4 thoughts on “Forty Days of More-with-Less

  1. I use those cookbooks for the majority of our meals and baked goods. I love them. This winter I borrowed my mom’s copy of Doris Janzen Longacre’s book “Living More-With-Less” and have found it really helpful to reflect on additional ways to live more mindfully and simply as well.

    We had the chicken strata dish for supper tonight. I actually combined components of the chicken strata and cheese strata dishes. A good dish for leftover bread and chicken or turkey. Looking forward to reading about your journey!

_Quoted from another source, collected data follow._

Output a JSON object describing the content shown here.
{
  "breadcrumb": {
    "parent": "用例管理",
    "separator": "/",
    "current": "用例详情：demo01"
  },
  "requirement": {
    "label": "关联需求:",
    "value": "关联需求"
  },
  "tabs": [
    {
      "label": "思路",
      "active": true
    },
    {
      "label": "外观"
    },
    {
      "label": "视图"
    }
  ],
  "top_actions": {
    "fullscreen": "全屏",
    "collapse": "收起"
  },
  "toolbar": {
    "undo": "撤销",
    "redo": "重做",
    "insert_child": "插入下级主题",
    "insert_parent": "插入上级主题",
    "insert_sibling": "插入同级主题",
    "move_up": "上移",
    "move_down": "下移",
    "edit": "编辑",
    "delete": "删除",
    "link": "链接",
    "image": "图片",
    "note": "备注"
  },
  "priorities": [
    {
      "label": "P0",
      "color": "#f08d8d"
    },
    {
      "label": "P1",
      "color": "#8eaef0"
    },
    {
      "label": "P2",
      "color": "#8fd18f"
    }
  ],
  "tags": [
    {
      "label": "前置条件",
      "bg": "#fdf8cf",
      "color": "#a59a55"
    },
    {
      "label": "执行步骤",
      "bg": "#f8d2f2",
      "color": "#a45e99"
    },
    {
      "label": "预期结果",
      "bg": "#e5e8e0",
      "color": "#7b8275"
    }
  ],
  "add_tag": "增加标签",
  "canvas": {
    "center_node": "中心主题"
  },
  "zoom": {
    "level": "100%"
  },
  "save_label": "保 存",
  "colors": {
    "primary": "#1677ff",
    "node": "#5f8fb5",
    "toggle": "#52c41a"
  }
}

  2. Maybe we should do another 40 days of Living More-with-Less! Thanks for the recipe recommendation. We’ve found that we, too, end up combining a few of the recipes or adding spices from one to another. The great thing about simple cooking is that you can adjust to your taste without much complication.

  3. Thank you so much for doing this. I have loved and used Doris Longacre’s two books for decades, and finally also just got a copy of Extending the Table. So much about these books has influenced my life and my family’s life. The prayers and anecdotes which are included are as important to me as are the recipes and the philosophy behind the recipes. I look forward to reading about your journey….

    • We, too, have found that the text between and among the recipes is as useful as the recipes themselves. This week, we especially like the “gather up the fragments” tips for using leftovers.